表題番号:2025C-156 日付:2026/04/03
研究課題骨髄細胞分化から読み解く、CB2受容体の炎症「促進」と「抑制」の二面性
研究者所属(当時) 資格 氏名
(代表者) 理工学術院 国際理工学センター(理工学術院) 准教授 野崎 千尋
(連携研究者) 先進理工 学生(M1) Nusat Islam Tabassum
(連携研究者) 先進理工 学生(LD3) 細木春花
(連携研究者) 先進理工 学生(M1) Huanming Hsu
研究成果概要
「カンナビノイドCB2受容体は免疫細胞の活動を制御するだけではなく分化にも寄与する」という仮説の証明を目的とし、造血幹細胞(HPSC)におけるCB2受容体の役割を検討した。

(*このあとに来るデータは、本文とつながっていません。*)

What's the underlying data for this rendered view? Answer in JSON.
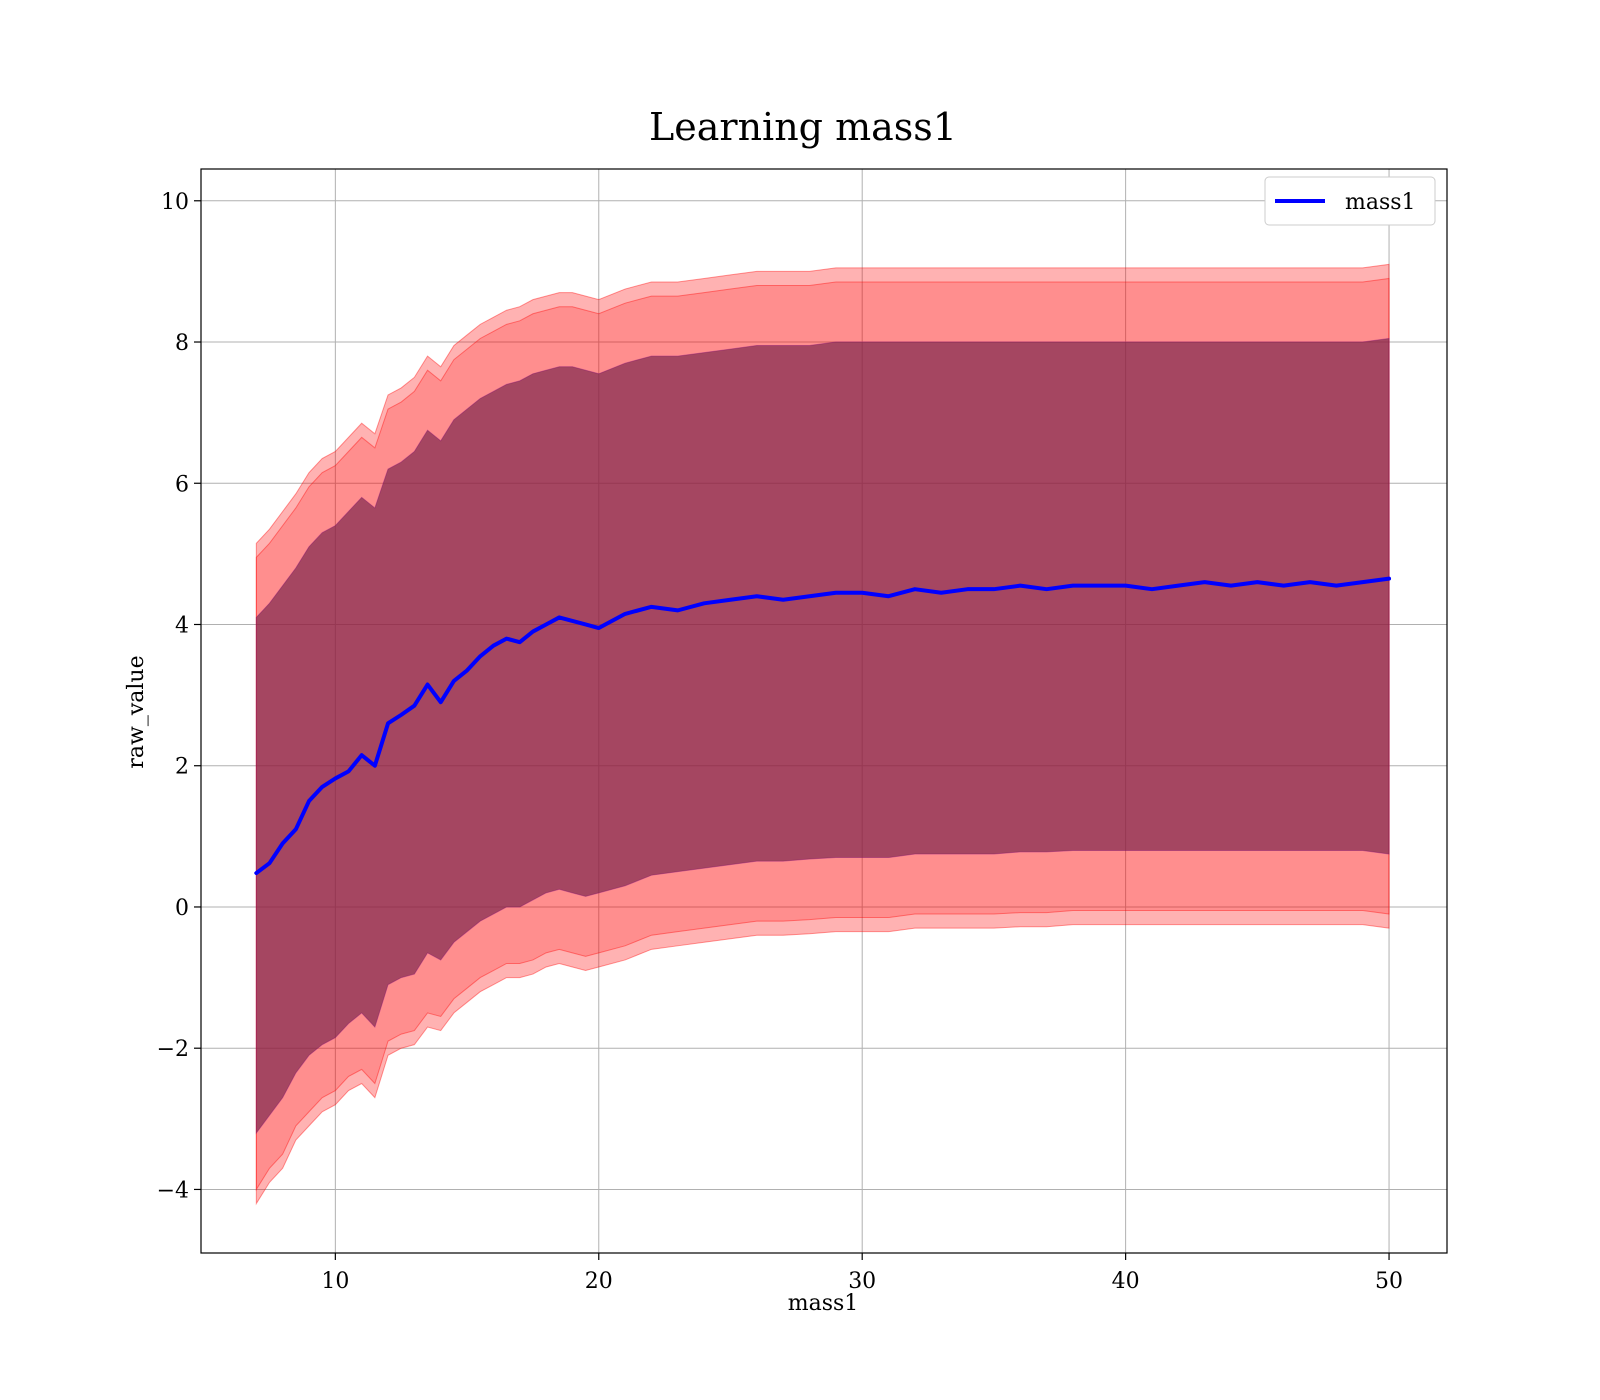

具体的には野生型動物・CB2受容体欠損動物・CB1/CB2受容体二重欠損動物を用い、骨髄を採取した後にフローサイトメトリーにてLSK・LSK-SLAM・ESLAMと呼称されるHPSC群の比較を行った。これらの幹細胞群は特にLong-term HPSCと呼ばれ、免疫細胞へと分化する最上位に位置する細胞であることが知られている。
上述した遺伝子欠損に加えて異なる月齢・異なる性差の間で比較を行ったところ、
・若いマウス(2カ月齢)において、CB2の欠損は野生型マウスと比較してHPSCを増加させる一方、CB1受容体も同時に欠損している場合にはHPSCの数はむしろ減少する
・加齢マウス(6カ月齢)では、CB2欠損メス特異的にESLAM群の増加が認められる
・LSK-SLAMは逆にオスにおける増加が認められる
など、年齢・性差・CB2の有無などでHPSCの分布が大きく変わることがわかった。
以上の結果は第54回日本免疫学会年会において口頭発表に選ばれた他、ポスター発表として2本の国内学会に採択された。また今後は各々の細胞群をセルソーターで分取した上でGM-CSFまたはM-CSFで分化誘導し、そこに差異が生じるかを観察するとともに、CB2の有無による免疫細胞分布の変動が認められた(Hosoki et al, Life Sci, 2024)高脂肪食摂食による慢性炎症が、これらの造血幹細胞の分布や分化に与える影響についても検討を行う。